On a broader level, where are we landing on making the text “accessible” to out-group people — versus saying, you know what, readers are going to go along with this and do whatever Googling they need to, but I’m not going to dilute my cultural texture with extraneous explanations?
Tied up in this is that part of what we want from representation is, sometimes, to educate — but the other side of that coin is that educating people is exhausting, and we don’t want to be called on to be racial ambassadors every minute, which we often are in life outside of writing anyway. And one other thing the podcast hosts mentioned, that the “explanatory comma” explanation is often, by necessity, short, and can therefore end up diluted or incomplete (as in my above example).
So what to do?
Here are the places I’ve landed, personally, when it comes to fiction:
There’s no actual answer to this. There’s no one perfect way minority authors can write that will simultaneously solve all these questions.
It is absolutely fine for minority authors to land all different places on whether they choose to be more broadly accessible or decide they’re going to expect people to get it. Or for the same writer to approach different pieces different ways. These are all entirely valid ways to write.
On a craft level, in fiction I tend to avoid an “explanatory comma” in its rawest form (the definitional form, like, “Journey to the West, COMMA, an extremely famous classical Chinese novel that spawned a thousand adaptations and cultural references!”). I do it sometimes, but most of the time, it’s clunky and terrible. If I want to explain, I’m more likely to drop in contextual clues in surrounding sentences so out-of-the-know readers can pick up the gist.
I’ve decided I’m not only okay with a piece working on multiple levels for different readers, but a lot of times I strive for that. I have absolutely written pieces where people who related to the context had a completely different reading experience. One short story (in the Shades Within Us anthology), people who related thought it was a hopeful story whereas people who didn’t read it as a tragedy!
I’m reminded of looking at Crazy Rich Asians reviews with an Asian friend, and how staggering the difference was between the Asian reviewers and the non-Asian reviewers in what they mentioned about the movie and what they found important. Sometimes it’s frustrating to put work out into the world and know that’s going to happen, but sometimes it’s what I’m explicitly going for. And sometimes it just seems the easiest way to navigate things, as much as I sometimes feel like I’m trying to write two different stories that both have to makes sense.
It’s okay for this to feel frustrating and unfair, because it is. To be honest, I see it as one of those invisible barriers that people who come from minority cultures have to face when trying to build a writing career.
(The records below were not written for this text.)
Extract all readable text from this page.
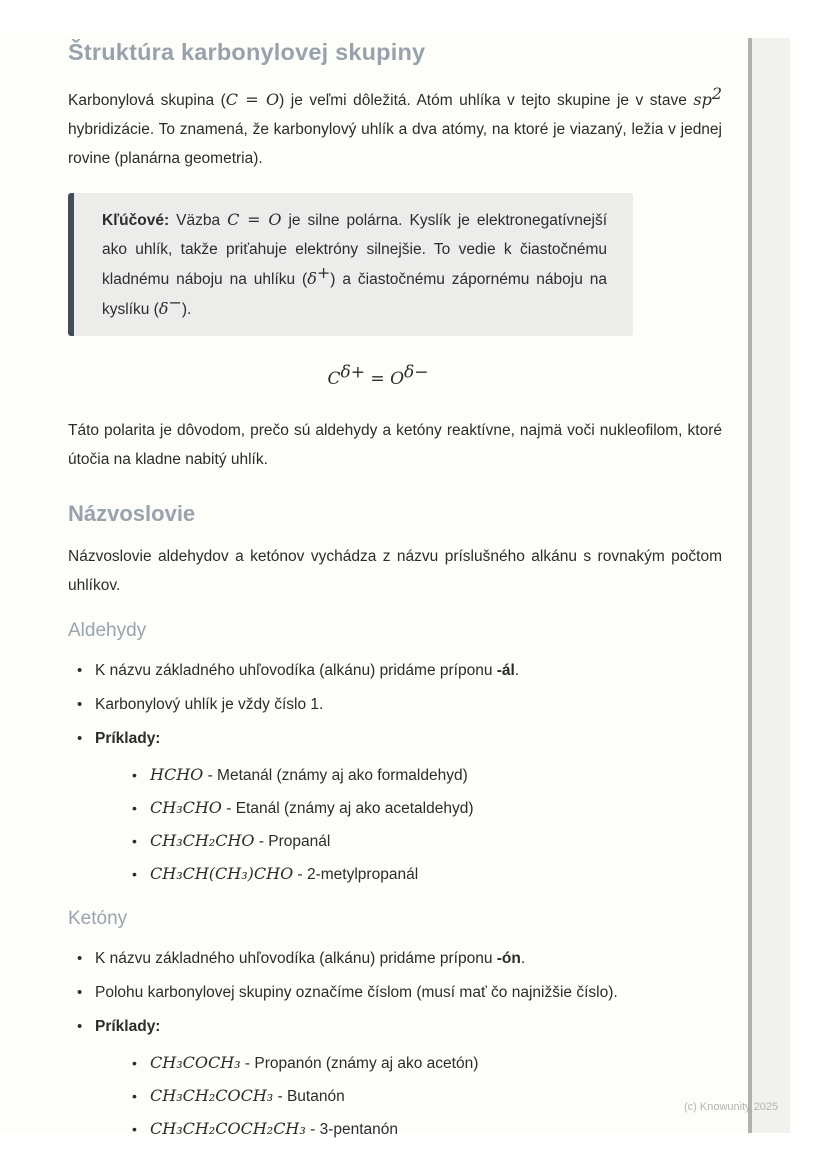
Štruktúra karbonylovej skupiny

Karbonylová skupina (C = O) je veľmi dôležitá. Atóm uhlíka v tejto skupine je v stave $sp^2$ hybridizácie. To znamená, že karbonylový uhlík a dva atómy, na ktoré je viazaný, ležia v jednej rovine (planárna geometria).

Kľúčové: Väzba C = O je silne polárna. Kyslík je elektronegatívnejší ako uhlík, takže priťahuje elektróny silnejšie. To vedie k čiastočnému kladnému náboju na uhlíku (δ+) a čiastočnému zápornému náboju na kyslíku (δ−).

$C^{\delta+} = O^{\delta-}$

Táto polarita je dôvodom, prečo sú aldehydy a ketóny reaktívne, najmä voči nukleofilom, ktoré útočia na kladne nabitý uhlík.

Názvoslovie

Názvoslovie aldehydov a ketónov vychádza z názvu príslušného alkánu s rovnakým počtom uhlíkov.

Aldehydy
• K názvu základného uhľovodíka (alkánu) pridáme príponu -ál.
• Karbonylový uhlík je vždy číslo 1.
• Príklady:
• HCHO - Metanál (známy aj ako formaldehyd)
• CH₃CHO - Etanál (známy aj ako acetaldehyd)
• CH₃CH₂CHO - Propanál
• CH₃CH(CH₃)CHO - 2-metylpropanál
Ketóny
• K názvu základného uhľovodíka (alkánu) pridáme príponu -ón.
• Polohu karbonylovej skupiny označíme číslom (musí mať čo najnižšie číslo).
• Príklady:
• CH₃COCH₃ - Propanón (známy aj ako acetón)
• CH₃CH₂COCH₃ - Butanón
• CH₃CH₂COCH₂CH₃ - 3-pentanón
(c) Knowunity 2025
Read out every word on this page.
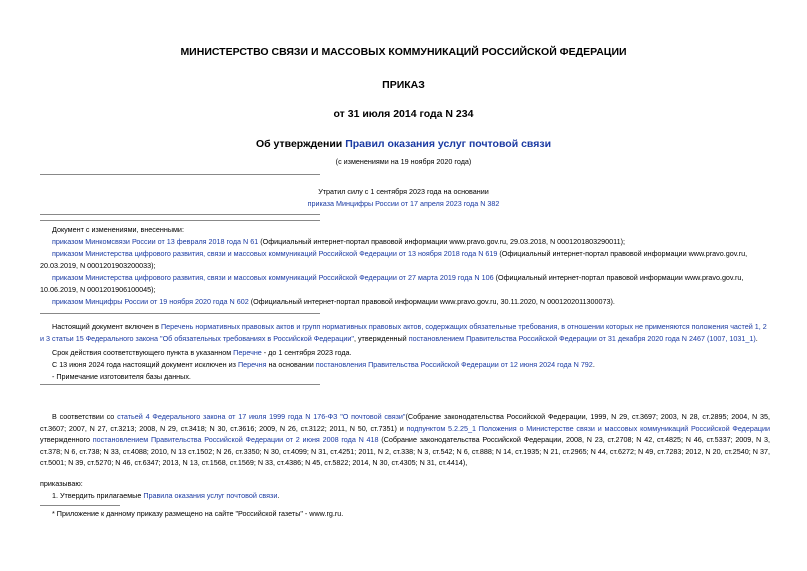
МИНИСТЕРСТВО СВЯЗИ И МАССОВЫХ КОММУНИКАЦИЙ РОССИЙСКОЙ ФЕДЕРАЦИИ
ПРИКАЗ
от 31 июля 2014 года N 234
Об утверждении Правил оказания услуг почтовой связи
(с изменениями на 19 ноября 2020 года)
Утратил силу с 1 сентября 2023 года на основании
приказа Минцифры России от 17 апреля 2023 года N 382
Документ с изменениями, внесенными:
приказом Минкомсвязи России от 13 февраля 2018 года N 61 (Официальный интернет-портал правовой информации www.pravo.gov.ru, 29.03.2018, N 0001201803290011);
приказом Министерства цифрового развития, связи и массовых коммуникаций Российской Федерации от 13 ноября 2018 года N 619 (Официальный интернет-портал правовой информации www.pravo.gov.ru, 20.03.2019, N 0001201903200033);
приказом Министерства цифрового развития, связи и массовых коммуникаций Российской Федерации от 27 марта 2019 года N 106 (Официальный интернет-портал правовой информации www.pravo.gov.ru, 10.06.2019, N 0001201906100045);
приказом Минцифры России от 19 ноября 2020 года N 602 (Официальный интернет-портал правовой информации www.pravo.gov.ru, 30.11.2020, N 0001202011300073).
Настоящий документ включен в Перечень нормативных правовых актов и групп нормативных правовых актов, содержащих обязательные требования, в отношении которых не применяются положения частей 1, 2 и 3 статьи 15 Федерального закона "Об обязательных требованиях в Российской Федерации", утвержденный постановлением Правительства Российской Федерации от 31 декабря 2020 года N 2467 (1007, 1031_1).
Срок действия соответствующего пункта в указанном Перечне - до 1 сентября 2023 года.
С 13 июня 2024 года настоящий документ исключен из Перечня на основании постановления Правительства Российской Федерации от 12 июня 2024 года N 792.
- Примечание изготовителя базы данных.
В соответствии со статьей 4 Федерального закона от 17 июля 1999 года N 176-ФЗ "О почтовой связи"(Собрание законодательства Российской Федерации, 1999, N 29, ст.3697; 2003, N 28, ст.2895; 2004, N 35, ст.3607; 2007, N 27, ст.3213; 2008, N 29, ст.3418; N 30, ст.3616; 2009, N 26, ст.3122; 2011, N 50, ст.7351) и подпунктом 5.2.25_1 Положения о Министерстве связи и массовых коммуникаций Российской Федерации утвержденного постановлением Правительства Российской Федерации от 2 июня 2008 года N 418 (Собрание законодательства Российской Федерации, 2008, N 23, ст.2708; N 42, ст.4825; N 46, ст.5337; 2009, N 3, ст.378; N 6, ст.738; N 33, ст.4088; 2010, N 13 ст.1502; N 26, ст.3350; N 30, ст.4099; N 31, ст.4251; 2011, N 2, ст.338; N 3, ст.542; N 6, ст.888; N 14, ст.1935; N 21, ст.2965; N 44, ст.6272; N 49, ст.7283; 2012, N 20, ст.2540; N 37, ст.5001; N 39, ст.5270; N 46, ст.6347; 2013, N 13, ст.1568, ст.1569; N 33, ст.4386; N 45, ст.5822; 2014, N 30, ст.4305; N 31, ст.4414),
приказываю:
1. Утвердить прилагаемые Правила оказания услуг почтовой связи.
* Приложение к данному приказу размещено на сайте "Российской газеты" - www.rg.ru.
That this is something we end up having to spend time on and think about and often expend very personal emotional energy on.
I want to note that of course, all writers think about similar craft questions — how much exposition? to explain or not to explain? — when it comes to all sorts of less weighty topics, such as fantasy worldbuilding, or a subject the character is an expert in but the reader likely isn’t, or technobabble science passages. But although there’s a little bit of craft overlap, there are stark differences in those examples when it comes to global context, societal baggage, and how the text will interact with the world.
Cultural accessibility is an extremely fraught topic, and I know very few minority writers who don’t have strong emotions or frustrations about it. If you’re not a minority writer, I hope this gives a very small glimpse of one of the reasons why!